Don't forget the famous Pizza Crisis of the 1970s! It didn't get as much attention as the oil crisis, but that's just because the Italians control the media. Which reminds me, who do you think invented espresso and cappucino?

"The question that needs to be posed is 'Do they really need to have a Starbucks every day?' " said Jeffrey Hanson, director of borrower education service at Access Group, a Delaware-based organization that is the nation's third-largest provider of graduate school loans. "Since they are living, in part, on borrowed money, they need to be aware of the opportunity cost of that $3 latte. Once they spend it, it is not available for a loaf of bread."...

Hanson is right. Who do you think is really responsible for the legions of ragged students begging for crusts of bread in Cambridge and Berkeley? Starbucks, that's who.

But these warnings have a way of getting lost amid the sweet aromas emanating from university-owned espresso shops inside nearly every major building on campus. The university began a major espresso expansion in 1997, after a survey found that coffee was far and away the favorite on-campus "food."...

It's a sad tale, but true. The thrifty young student comes to campus in pursuit of knowledge, only be to led astray by casual sex, recreational drugs and the sweet aromas of the roasted coffee bean.

At Seattle University School of Law, Lim concedes the futility of persuading students to stop spending borrowed money on high-priced coffee. Still, she refuses to give up. The consequences of latte-larded law school debts are worrisome for the legal profession, she said, insidiously tilting career paths toward jobs that pay more but satisfy less.

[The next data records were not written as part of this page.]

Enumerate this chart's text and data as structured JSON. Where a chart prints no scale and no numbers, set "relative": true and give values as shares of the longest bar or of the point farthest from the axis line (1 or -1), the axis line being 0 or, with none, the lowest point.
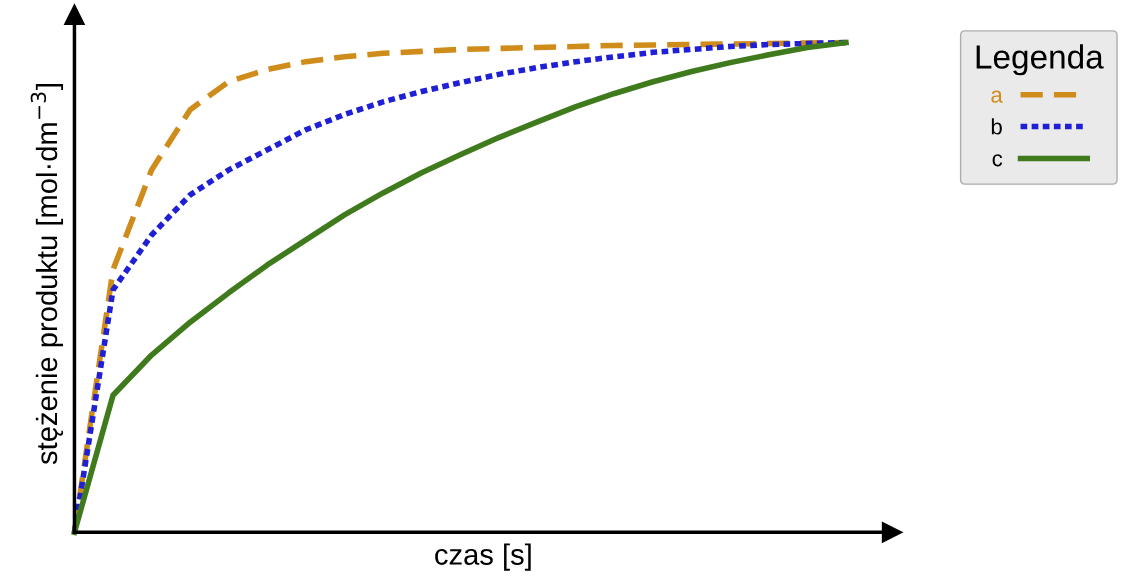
{
  "chart_data": {
    "type": "line",
    "relative": true,
    "xlabel": "czas [s]",
    "ylabel": "stężenie produktu [mol·dm$^{−3}$]",
    "legend_title": "Legenda",
    "legend": "top right",
    "categories": [
      null,
      null,
      null,
      null,
      null,
      null,
      null,
      null,
      null,
      null,
      null,
      null,
      null,
      null,
      null,
      null,
      null,
      null,
      null,
      null,
      null
    ],
    "series": [
      {
        "name": "a",
        "color": "#d08c1a",
        "line_style": "dashed",
        "values": [
          0,
          0.536,
          0.74,
          0.863,
          0.92,
          0.945,
          0.961,
          0.971,
          0.978,
          0.982,
          0.986,
          0.988,
          0.99,
          0.992,
          0.994,
          0.995,
          0.996,
          0.997,
          0.998,
          0.999,
          1
        ]
      },
      {
        "name": "b",
        "color": "#1f1fd6",
        "line_style": "dotted",
        "values": [
          0,
          0.495,
          0.607,
          0.689,
          0.74,
          0.781,
          0.822,
          0.853,
          0.879,
          0.9,
          0.918,
          0.935,
          0.949,
          0.961,
          0.971,
          0.98,
          0.986,
          0.992,
          0.996,
          0.998,
          1
        ]
      },
      {
        "name": "c",
        "color": "#3f7a1c",
        "line_style": "solid",
        "values": [
          0,
          0.28,
          0.362,
          0.429,
          0.489,
          0.546,
          0.597,
          0.648,
          0.693,
          0.734,
          0.771,
          0.806,
          0.838,
          0.869,
          0.896,
          0.92,
          0.941,
          0.959,
          0.975,
          0.99,
          1
        ]
      }
    ]
  }
}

Thank God for the lonely crusaders like Erika Lim. Sure, everyone thought that the abolitionists were crazy in the 1830s and 1840s. But just as their persistence ended our enslavement to King Cotton, crusaders like Lim will liberate us from King Coffee.

"The amount of money you owe directly affects the professional choices you have," she said.

Debt-panicked law school graduates, she said, tend to run away from low-paying jobs such as public defender (about $45,000 a year) and into the more remunerative arms of corporate law.

Lim, by the way, is not a latte drinker, unless someone else pays.

Just like me. I don't frequent prostitutes unless someone else pays them. As for the lack of public defenders, I assure you with total confidence that it has absolutely nothing to do with the rising cost of tuition at America's law schools.

In closing, all I can say is: Students of the world unite! You have nothing to lose but your chain-stores!